Warrant tokens are ERC-20 tokens which give investors a claim on the portfolio of assets that were financed using their capital. Investors mint warrant tokens when they deposit capital into the aggregate pool. Any dividends that guilds return to the individual pools are automatically distributed to investors based on the amount of warrant tokens they hold. The value of warrant tokens should in theory track the value of the portfolio of assets.

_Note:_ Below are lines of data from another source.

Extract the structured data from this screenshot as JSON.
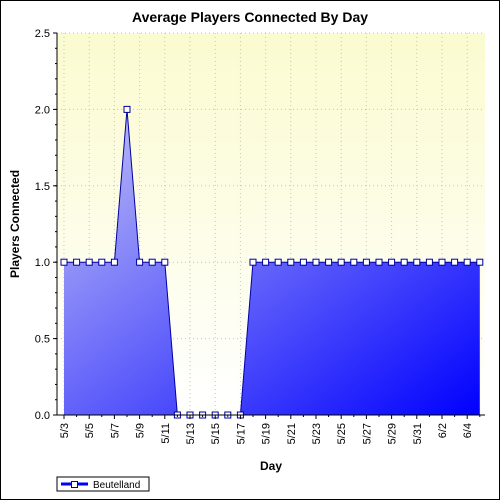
{
  "chart_data": {
    "type": "area",
    "title": "Average Players Connected By Day",
    "xlabel": "Day",
    "ylabel": "Players Connected",
    "ylim": [
      0,
      2.5
    ],
    "yticks": [
      "0.0",
      "0.5",
      "1.0",
      "1.5",
      "2.0",
      "2.5"
    ],
    "x": [
      "5/3",
      "5/4",
      "5/5",
      "5/6",
      "5/7",
      "5/8",
      "5/9",
      "5/10",
      "5/11",
      "5/12",
      "5/13",
      "5/14",
      "5/15",
      "5/16",
      "5/17",
      "5/18",
      "5/19",
      "5/20",
      "5/21",
      "5/22",
      "5/23",
      "5/24",
      "5/25",
      "5/26",
      "5/27",
      "5/28",
      "5/29",
      "5/30",
      "5/31",
      "6/1",
      "6/2",
      "6/3",
      "6/4",
      "6/5"
    ],
    "x_tick_labels": [
      "5/3",
      "5/5",
      "5/7",
      "5/9",
      "5/11",
      "5/13",
      "5/15",
      "5/17",
      "5/19",
      "5/21",
      "5/23",
      "5/25",
      "5/27",
      "5/29",
      "5/31",
      "6/2",
      "6/4"
    ],
    "series": [
      {
        "name": "Beutelland",
        "values": [
          1,
          1,
          1,
          1,
          1,
          2,
          1,
          1,
          1,
          0,
          0,
          0,
          0,
          0,
          0,
          1,
          1,
          1,
          1,
          1,
          1,
          1,
          1,
          1,
          1,
          1,
          1,
          1,
          1,
          1,
          1,
          1,
          1,
          1
        ]
      }
    ],
    "grid": true,
    "legend": "bottom-left",
    "colors": {
      "plot_bg_top": "#fbfbd0",
      "plot_bg_bottom": "#ffffff",
      "fill_start": "#c4c4f6",
      "fill_end": "#0000ff",
      "line": "#0000a0",
      "marker_fill": "#ffffff",
      "grid": "#c8c8a0"
    }
  }
}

Dividends are returned to investors pro-rated by the percentage of warrant tokens they own. The below is an example of what that means:
Investor A invested 70,000 USDT into an aggregate pool, and Investor B invested 30,000 USDT. Investor A mints 70,000 warrant tokens and Investor B mints 30,000 warrant tokens.In the first payout cycle, the guilds in the aggregate pool collectively return 10,000 USDT.At this point, Investor A can claim 7,000 USDT and Investor B can claim 3,000 USDT.Say Investor C comes in and buys 40,000 warrant tokens from Investor A.In the next payout cycle, the guilds also return 10,000 USDT.At this point, Investor A can claim 3,000 USDT, Investor B can claim 3,000 USDT, and Investor C can claim 4,000 USDT.
The warrant tokens are transferable and investors can sell them to another investor who wants to buy them. This gives investors liquidity to exit their stake in the aggregate pool if they choose to do so. The price that investors can sell warrant tokens for will ultimately depend on the supply and demand of warrant tokens and what the market values the underlying assets at.
Note: any unclaimed dividends will be deposited into your wallet on successful transfer of the warrant tokens. The token recipients will not be able to claim until the next guild contributes.